In our study, satellite images depicting snow cover have been integrated with the ground-based spatial data in a GIS, from which the potential village exposure to snow (i.e., potential vulnerability to snow) is determined for Lesotho. While village exposure to prolonged snow cover is apparently low through most of Lesotho, the occurrence of associated human and/or livestock deaths is a concern that needs to be addressed. It is notable that the spatial context of village/district exposure (potential vulnerability) to snow changes temporally through the snow season, such that the central and northern mountain districts are those most impacted during the early snow and mid-snow seasons, and the southern mountain regions during the late snow season. To this end, the potential exposure to snow rankings presented in this paper should at least serve to direct future evacuation or relief efforts, particularly in the case of widespread heavy snow events which have a return period of ca 4–5 years.

The spatiotemporal assessment of village exposure to snow presented in this paper falls within the aims set out by the International Strategy for Disaster Reduction in Africa, which has called for improving the following: (a) the assessment and identification of hazards, (b) the contribution to risk reduction through mitigation, and (c) the enhancement of effective emergency response management in Lesotho (ISDR 2004).
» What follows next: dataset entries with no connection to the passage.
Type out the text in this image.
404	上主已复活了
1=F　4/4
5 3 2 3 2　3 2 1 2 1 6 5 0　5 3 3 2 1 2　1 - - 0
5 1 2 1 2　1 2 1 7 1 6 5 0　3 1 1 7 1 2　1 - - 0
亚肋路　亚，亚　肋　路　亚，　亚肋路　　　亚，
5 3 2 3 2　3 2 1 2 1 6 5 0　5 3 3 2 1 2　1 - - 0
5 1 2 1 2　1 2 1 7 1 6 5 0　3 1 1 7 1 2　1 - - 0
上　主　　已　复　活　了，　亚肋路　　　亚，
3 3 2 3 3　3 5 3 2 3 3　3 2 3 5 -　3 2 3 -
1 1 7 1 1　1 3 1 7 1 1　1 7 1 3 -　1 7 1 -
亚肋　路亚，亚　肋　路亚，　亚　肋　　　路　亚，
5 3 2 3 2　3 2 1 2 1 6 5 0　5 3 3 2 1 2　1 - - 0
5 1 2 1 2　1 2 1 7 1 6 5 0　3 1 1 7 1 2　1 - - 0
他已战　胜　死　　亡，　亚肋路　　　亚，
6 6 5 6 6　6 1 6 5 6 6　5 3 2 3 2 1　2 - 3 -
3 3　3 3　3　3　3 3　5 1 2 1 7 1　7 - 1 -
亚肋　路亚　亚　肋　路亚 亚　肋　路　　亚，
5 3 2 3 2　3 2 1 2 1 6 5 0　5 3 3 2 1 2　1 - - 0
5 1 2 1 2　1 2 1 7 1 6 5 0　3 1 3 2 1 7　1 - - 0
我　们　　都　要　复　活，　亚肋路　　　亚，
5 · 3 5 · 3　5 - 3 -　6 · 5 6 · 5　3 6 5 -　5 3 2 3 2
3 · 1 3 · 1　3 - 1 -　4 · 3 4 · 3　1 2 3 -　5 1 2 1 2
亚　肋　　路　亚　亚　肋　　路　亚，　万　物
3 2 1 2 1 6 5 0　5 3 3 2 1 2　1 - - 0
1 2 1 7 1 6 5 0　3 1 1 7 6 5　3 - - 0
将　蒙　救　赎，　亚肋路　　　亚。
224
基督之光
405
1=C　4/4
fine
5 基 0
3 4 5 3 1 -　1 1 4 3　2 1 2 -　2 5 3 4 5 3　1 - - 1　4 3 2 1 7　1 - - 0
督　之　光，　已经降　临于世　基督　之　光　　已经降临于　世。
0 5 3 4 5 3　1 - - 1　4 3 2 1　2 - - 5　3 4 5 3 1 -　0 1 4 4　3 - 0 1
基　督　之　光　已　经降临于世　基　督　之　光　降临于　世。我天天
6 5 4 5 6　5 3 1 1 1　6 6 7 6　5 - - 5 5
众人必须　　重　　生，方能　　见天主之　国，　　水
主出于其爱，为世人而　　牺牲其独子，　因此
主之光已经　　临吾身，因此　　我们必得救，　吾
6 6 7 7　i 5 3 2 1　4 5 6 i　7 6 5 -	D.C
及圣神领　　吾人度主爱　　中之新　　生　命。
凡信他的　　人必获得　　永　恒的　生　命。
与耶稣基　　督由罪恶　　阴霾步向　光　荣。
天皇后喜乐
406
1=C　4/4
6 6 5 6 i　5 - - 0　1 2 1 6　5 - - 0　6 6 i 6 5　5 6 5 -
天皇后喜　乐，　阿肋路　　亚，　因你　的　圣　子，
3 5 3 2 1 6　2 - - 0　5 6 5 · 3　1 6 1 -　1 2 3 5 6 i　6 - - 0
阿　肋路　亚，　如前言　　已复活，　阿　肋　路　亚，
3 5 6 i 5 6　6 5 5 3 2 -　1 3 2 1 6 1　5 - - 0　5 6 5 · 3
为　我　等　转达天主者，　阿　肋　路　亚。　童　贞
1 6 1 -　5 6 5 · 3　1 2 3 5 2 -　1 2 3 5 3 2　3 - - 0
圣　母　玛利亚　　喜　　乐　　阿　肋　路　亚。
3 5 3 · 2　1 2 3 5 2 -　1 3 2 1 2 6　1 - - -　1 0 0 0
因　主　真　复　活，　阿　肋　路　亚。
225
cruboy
Further, the identification of natural hazards to vulnerable communities in Lesotho is essential, particularly given the projected future climate changes with associated increases in extreme events (IPCC 2007; Obioha 2010). Our work is thus in accordance with the framework of the Southern Africa Vulnerability Initiative (SAVI), which aims to assess local vulnerability to multiple stressors (O’Brien et al. 2009). The mapping of seasonal snow cover over Lesotho should also contribute to the assessment of communities and regions that may be affected by climate change, which is one of the key requirements of the National Adaptation Programme of Action in Lesotho (NAPA 2006). The assessment of regional vulnerability in Lesotho on a countrywide scale has implications for food security, through the identification of areas with significant snow cover potential (Mock 2005). The identification of seasonal and spatial snow risk is an important initiative to reduce livelihood risks through improving disaster preparedness. Ideally, the assessment of seasonal exposure to snow should enhance the spatiotemporal management and response to snow-related human vulnerability in settlements across Lesotho.